Recently, we told you about the American College of Physicians' new recommendation against pelvic exams for healthy women who are not pregnant and show no symptoms of disease. The advice follows other recommendations in recent years that altered the traditional well-woman exam landscape.
In 2009, the U.S. Preventive Services Task Force recommended that women should start regular breast cancer screening at 50, instead of the traditional 40. It also said women should undergo the screening every two years, instead of every year. The CDC says women ages 40 to 49 should talk to their doctors about when to start getting mammograms.
In 2012, the task force recommended that women between 21 and 65 should undergo cervical cancer screening, or a Pap smear, every three years. It recommended that women between 30 and 65 who don't want to have the screening that often could receive a Pap smear and HPV test every five years. Other groups – including the American College of Obstetricians and Gynecologists and the American Cancer Society – also recommend against annual screening.
If women don’t need pelvic exams, Pap smears and mammograms yearly, then do we still need the so-called annual exam?
"The message we don't want to send is that if you don't need a pelvic exam, you don't need to come in,” said Dr. Jennifer Israel, an assistant professor of obstetrics and gynecology at USC’s Keck School of Medicine.
She added: "We just want to make it very clear that if we're going to perform a pelvic exam, we should look for something very specific, and it should be done with the least harm or embarrassment to the patient."
Overall, Israel said, the annual exam is not a relic of the past; it's just a misnomer at this point. "If we were to change the annual 'exam' to annual 'visit,' there may be less confusion," she said.

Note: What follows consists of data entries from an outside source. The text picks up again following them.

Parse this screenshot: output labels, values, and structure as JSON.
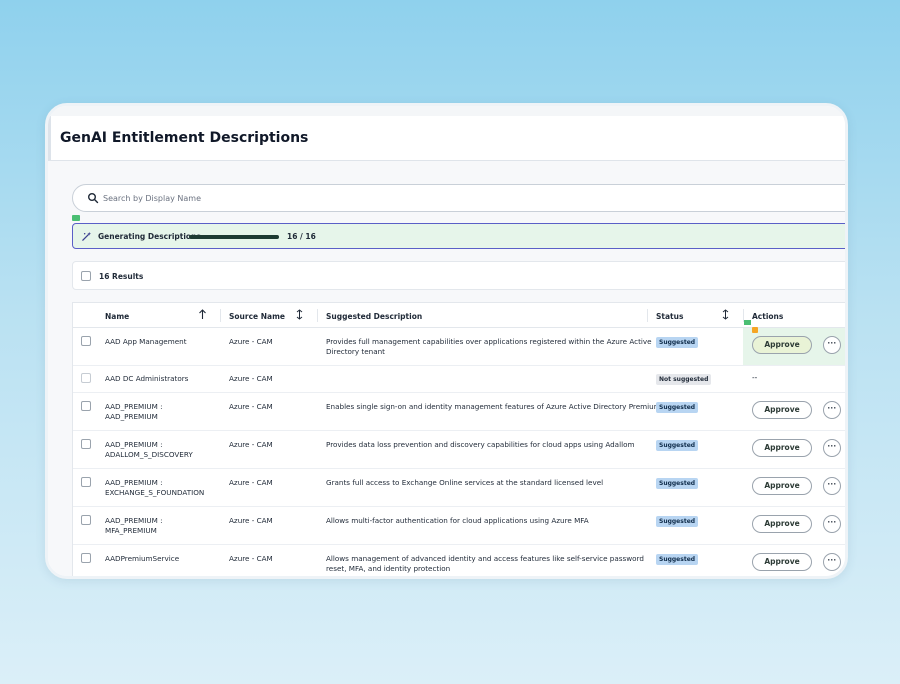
{
  "page_title": "GenAI Entitlement Descriptions",
  "search": {
    "placeholder": "Search by Display Name"
  },
  "progress": {
    "label": "Generating Descriptions",
    "count_text": "16 / 16",
    "fraction": 1.0
  },
  "results": {
    "label": "16 Results"
  },
  "table": {
    "columns": {
      "name": "Name",
      "source": "Source Name",
      "description": "Suggested Description",
      "status": "Status",
      "actions": "Actions"
    },
    "rows": [
      {
        "name_l1": "AAD App Management",
        "name_l2": "",
        "source": "Azure - CAM",
        "desc_l1": "Provides full management capabilities over applications registered within the Azure Active",
        "desc_l2": "Directory tenant",
        "status": "Suggested",
        "action": "Approve",
        "more": "···"
      },
      {
        "name_l1": "AAD DC Administrators",
        "name_l2": "",
        "source": "Azure - CAM",
        "desc_l1": "",
        "desc_l2": "",
        "status": "Not suggested",
        "action": "--",
        "more": ""
      },
      {
        "name_l1": "AAD_PREMIUM :",
        "name_l2": "AAD_PREMIUM",
        "source": "Azure - CAM",
        "desc_l1": "Enables single sign-on and identity management features of Azure Active Directory Premium",
        "desc_l2": "",
        "status": "Suggested",
        "action": "Approve",
        "more": "···"
      },
      {
        "name_l1": "AAD_PREMIUM :",
        "name_l2": "ADALLOM_S_DISCOVERY",
        "source": "Azure - CAM",
        "desc_l1": "Provides data loss prevention and discovery capabilities for cloud apps using Adallom",
        "desc_l2": "",
        "status": "Suggested",
        "action": "Approve",
        "more": "···"
      },
      {
        "name_l1": "AAD_PREMIUM :",
        "name_l2": "EXCHANGE_S_FOUNDATION",
        "source": "Azure - CAM",
        "desc_l1": "Grants full access to Exchange Online services at the standard licensed level",
        "desc_l2": "",
        "status": "Suggested",
        "action": "Approve",
        "more": "···"
      },
      {
        "name_l1": "AAD_PREMIUM :",
        "name_l2": "MFA_PREMIUM",
        "source": "Azure - CAM",
        "desc_l1": "Allows multi-factor authentication for cloud applications using Azure MFA",
        "desc_l2": "",
        "status": "Suggested",
        "action": "Approve",
        "more": "···"
      },
      {
        "name_l1": "AADPremiumService",
        "name_l2": "",
        "source": "Azure - CAM",
        "desc_l1": "Allows management of advanced identity and access features like self-service password",
        "desc_l2": "reset, MFA, and identity protection",
        "status": "Suggested",
        "action": "Approve",
        "more": "···"
      }
    ]
  },
  "colors": {
    "progress_bg": "#e6f5ea",
    "progress_border": "#5a5fc7",
    "badge_suggested": "#b8d5f2",
    "badge_not_suggested": "#e5e7eb",
    "approve_highlight": "#e9f3d6"
  },
  "icons": {
    "search": "search-icon",
    "generate": "magic-wand-icon",
    "sort_asc": "arrow-up-icon",
    "sort_both": "sort-arrows-icon",
    "more": "more-horizontal-icon"
  }
}
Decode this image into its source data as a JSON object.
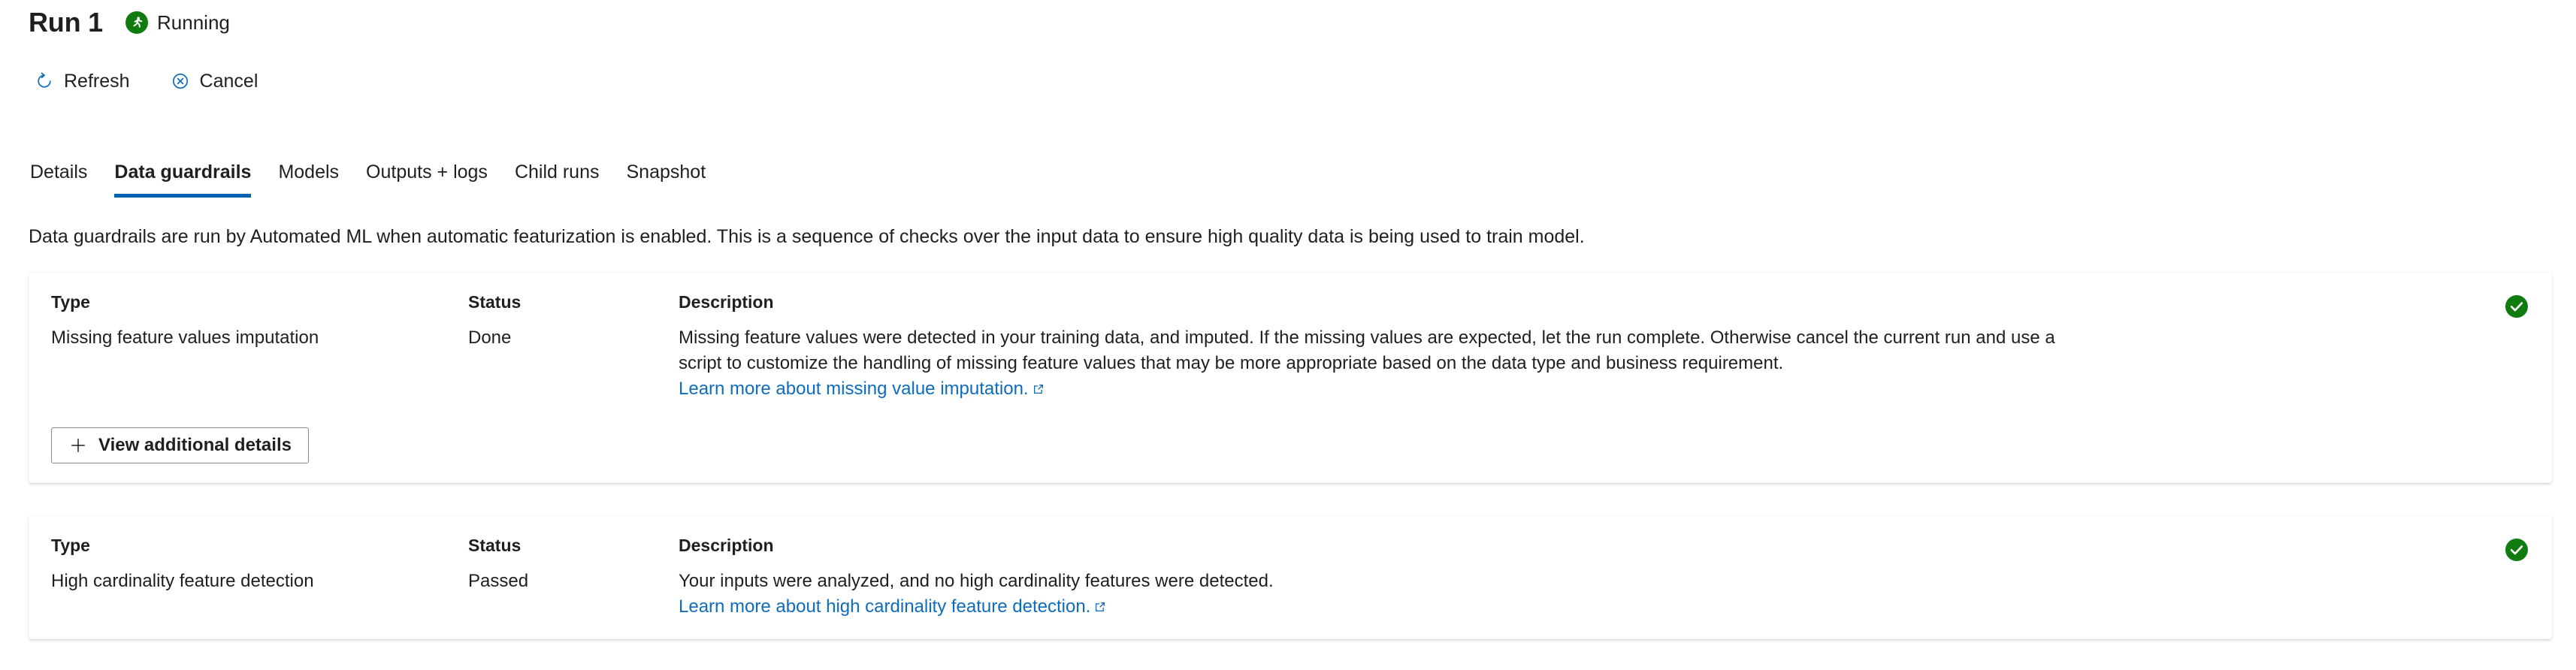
{
  "header": {
    "run_title": "Run 1",
    "status_label": "Running",
    "status_icon": "running-person-icon",
    "status_color": "#107C10"
  },
  "command_bar": {
    "buttons": [
      {
        "label": "Refresh",
        "icon": "refresh-icon"
      },
      {
        "label": "Cancel",
        "icon": "cancel-circle-icon"
      }
    ],
    "icon_color": "#0f6cbd"
  },
  "tabs": {
    "items": [
      {
        "label": "Details",
        "active": false
      },
      {
        "label": "Data guardrails",
        "active": true
      },
      {
        "label": "Models",
        "active": false
      },
      {
        "label": "Outputs + logs",
        "active": false
      },
      {
        "label": "Child runs",
        "active": false
      },
      {
        "label": "Snapshot",
        "active": false
      }
    ],
    "active_underline_color": "#0063B1"
  },
  "intro": {
    "text": "Data guardrails are run by Automated ML when automatic featurization is enabled. This is a sequence of checks over the input data to ensure high quality data is being used to train model."
  },
  "columns": {
    "type": "Type",
    "status": "Status",
    "description": "Description"
  },
  "cards": [
    {
      "type": "Missing feature values imputation",
      "status": "Done",
      "description_lines": [
        "Missing feature values were detected in your training data, and imputed. If the missing values are expected, let the run complete. Otherwise cancel the current run and use a",
        "script to customize the handling of missing feature values that may be more appropriate based on the data type and business requirement."
      ],
      "link_text": "Learn more about missing value imputation.",
      "link_icon": "external-link-icon",
      "status_icon": "success-check-icon",
      "status_icon_color": "#107C10",
      "button": {
        "label": "View additional details",
        "icon": "plus-icon"
      }
    },
    {
      "type": "High cardinality feature detection",
      "status": "Passed",
      "description_lines": [
        "Your inputs were analyzed, and no high cardinality features were detected."
      ],
      "link_text": "Learn more about high cardinality feature detection.",
      "link_icon": "external-link-icon",
      "status_icon": "success-check-icon",
      "status_icon_color": "#107C10"
    }
  ],
  "colors": {
    "link": "#0f6cbd",
    "text": "#201f1e",
    "card_bg": "#ffffff",
    "page_bg": "#ffffff"
  }
}
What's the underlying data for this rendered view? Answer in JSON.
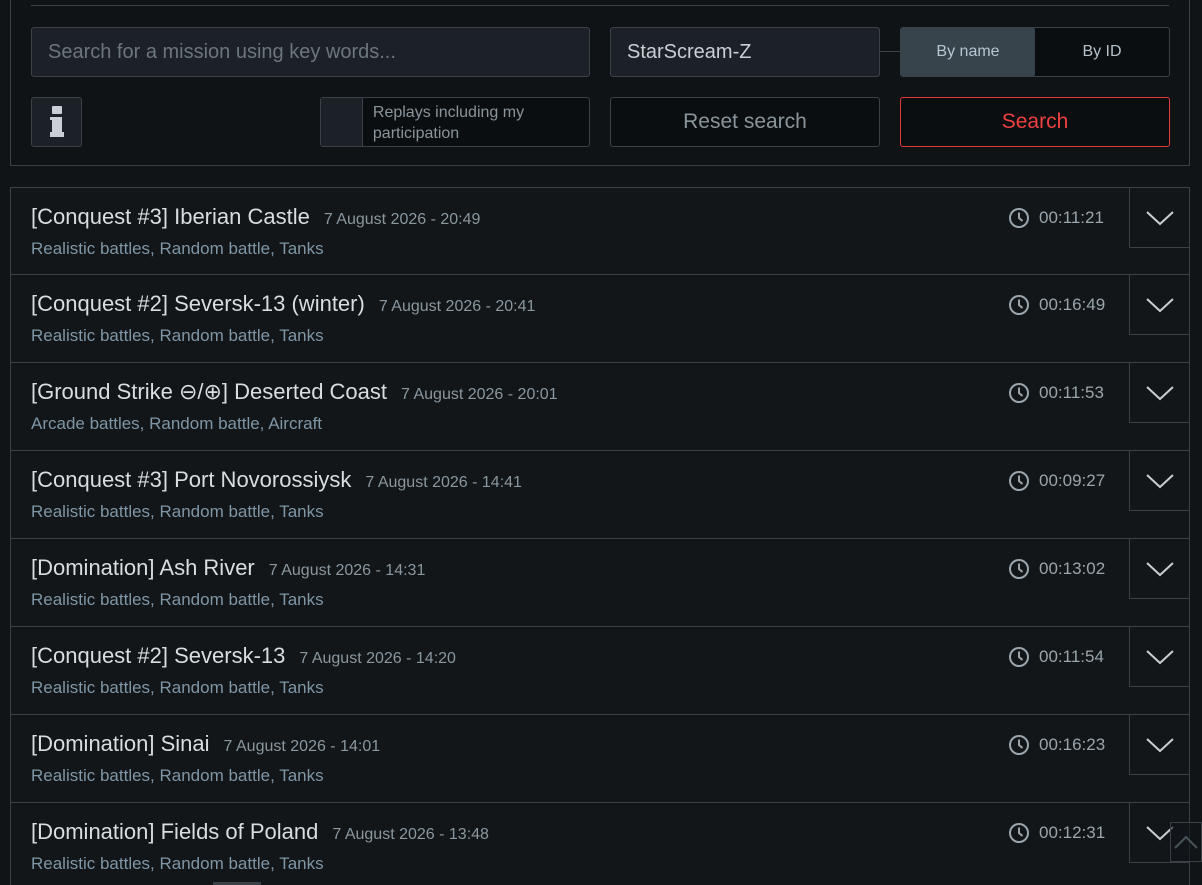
{
  "search": {
    "keyword_placeholder": "Search for a mission using key words...",
    "keyword_value": "",
    "player_name": "StarScream-Z",
    "mode_options": [
      "By name",
      "By ID"
    ],
    "mode_selected": "By name",
    "participation_label": "Replays including my participation",
    "reset_label": "Reset search",
    "search_label": "Search"
  },
  "colors": {
    "accent_red": "#ee4040",
    "active_toggle": "#38444c",
    "tag_text": "#7f96a6"
  },
  "replays": [
    {
      "title": "[Conquest #3] Iberian Castle",
      "date": "7 August 2026 - 20:49",
      "tags": "Realistic battles, Random battle, Tanks",
      "duration": "00:11:21"
    },
    {
      "title": "[Conquest #2] Seversk-13 (winter)",
      "date": "7 August 2026 - 20:41",
      "tags": "Realistic battles, Random battle, Tanks",
      "duration": "00:16:49"
    },
    {
      "title": "[Ground Strike ⊖/⊕] Deserted Coast",
      "date": "7 August 2026 - 20:01",
      "tags": "Arcade battles, Random battle, Aircraft",
      "duration": "00:11:53"
    },
    {
      "title": "[Conquest #3] Port Novorossiysk",
      "date": "7 August 2026 - 14:41",
      "tags": "Realistic battles, Random battle, Tanks",
      "duration": "00:09:27"
    },
    {
      "title": "[Domination] Ash River",
      "date": "7 August 2026 - 14:31",
      "tags": "Realistic battles, Random battle, Tanks",
      "duration": "00:13:02"
    },
    {
      "title": "[Conquest #2] Seversk-13",
      "date": "7 August 2026 - 14:20",
      "tags": "Realistic battles, Random battle, Tanks",
      "duration": "00:11:54"
    },
    {
      "title": "[Domination] Sinai",
      "date": "7 August 2026 - 14:01",
      "tags": "Realistic battles, Random battle, Tanks",
      "duration": "00:16:23"
    },
    {
      "title": "[Domination] Fields of Poland",
      "date": "7 August 2026 - 13:48",
      "tags": "Realistic battles, Random battle, Tanks",
      "duration": "00:12:31"
    }
  ],
  "icons": {
    "info": "info-icon",
    "clock": "clock-icon",
    "expand": "chevron-down-icon",
    "scroll_top": "chevron-up-icon"
  }
}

It's "absolutely reasonable" to allow healthy women under 30 to visit the gynecologist every two to three years for breast exams and pelvic exams, said Israel.
However, she emphasized that annual visits are more than just a pelvic exam and Pap smear. For example, it's recommended that sexually active women get screened for sexually transmitted infections once a year, said Israel. At these visits, women can also be measured for height, weight and blood pressure, which can reveal hypertension, diabetes and heart disease, she added.
These visits are also opportunities for women to maintain a good patient-physician relationship, said Israel.